A Paterson c’est comme ça que ça se passe.
Si t’es noir tu ferais mieux de pas te montrer dans la rue
A moins que tu veuilles attirer la flicaille.”
De manière directe, il accuse le système et prend bien la peine de prêcher la vraie histoire au grand public. Le fait qu’un titre du genre (qui dure 8 minutes) ait été classé dans le top 50 dans l’histoire de la musique américaine et surtout à ce moment-là est légendaire, car c’est pas une chanson. C’est un plaidoyer direct conçu pour retourner l’avis de l’opinion publique et comme on l’explique plus haut, c’est ce qui se passe.
Le Griot Moderne.
A la fin des années 70’s, Bob Dylan devient témoin de Jehovah et publie plusieurs albums chrétiens. Il connait par la suite une chute de popularité, même si son oeuvre est à ce moment-là désormais iconique et reprise par des centaines d’autres artistes. C’est un homme admirable qui s’est battu pour ce en quoi il croit au péril de sa propre carrière. C’était juste un petit artiste blanc qui faisait de la folk. Il aurait pu se contenter de faire des chansons d’amour de parler de soucis qui le touchaient directement, mais il a choisi de prendre les choses autrement. Beaucoup d’artistes noirs n’ont jamais eu et n’ont toujours pas son courage. Quand on prend un texte de Bob Dylan, on est par exemple loin d’un “Formation” de Beyonce qui dit tout et rien à la fois ou de plusieurs chansons pseudo-engagées qui sont proposées actuellement pour surfer sur la mode. Sa plume est d’une intelligence rare, il a cette manière de conter les faits, de parler d’histoires profondément injustes en s’impliquant, en impliquant l’auditeur, mettant chaque détail dans les chansons, ce qui lui a aussi permis de jouer aussi un véritable rôle dans le changement de l’opinion sur le système américain. Il y a un vrai engagement et une vraie conscience chez lui dans des temps où c’était compliqué de s’assumer tel quel. Et cet aspect de lui, cet aspect de sa personalité ne fait qu’enrichir et grandir une oeuvre déjà très complète.

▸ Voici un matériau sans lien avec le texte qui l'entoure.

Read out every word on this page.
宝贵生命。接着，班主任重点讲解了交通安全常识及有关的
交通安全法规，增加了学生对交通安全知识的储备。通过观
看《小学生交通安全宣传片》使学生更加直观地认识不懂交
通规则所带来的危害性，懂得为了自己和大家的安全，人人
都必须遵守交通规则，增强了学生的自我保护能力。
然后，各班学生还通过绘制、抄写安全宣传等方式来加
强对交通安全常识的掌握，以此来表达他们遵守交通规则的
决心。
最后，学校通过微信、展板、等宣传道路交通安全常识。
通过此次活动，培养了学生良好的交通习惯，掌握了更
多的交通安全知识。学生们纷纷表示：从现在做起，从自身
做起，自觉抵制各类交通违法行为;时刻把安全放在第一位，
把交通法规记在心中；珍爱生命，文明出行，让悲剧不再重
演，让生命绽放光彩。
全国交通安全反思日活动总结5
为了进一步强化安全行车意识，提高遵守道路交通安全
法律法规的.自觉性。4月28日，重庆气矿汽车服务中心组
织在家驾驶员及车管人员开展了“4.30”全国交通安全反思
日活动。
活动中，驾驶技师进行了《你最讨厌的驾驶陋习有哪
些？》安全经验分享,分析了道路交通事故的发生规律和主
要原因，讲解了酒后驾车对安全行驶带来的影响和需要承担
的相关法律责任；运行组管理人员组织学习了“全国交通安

Il a remis en cause certaines conceptions du rôle des artistes dans la société…. et mérite toutes les nombreuses récompenses qu’il a reçu : 11 Grammys Awards, 1 Golden Globe, reçu aux Rock and Roll Hall of Fame, Nashville Songwriters Hall of Fame, et aux Songwriters Hall of Fame. En 2012, Barack Obama lui attribue la médaille de l’honneur et de la liberté comme pour couronner toute cette passion qui l’a habité et l’influence réelle qu’il a eu sur la société américaine, non seulement via sa musique, mais aussi dans les problèmes sociaux et raciaux quotidiens. Legend!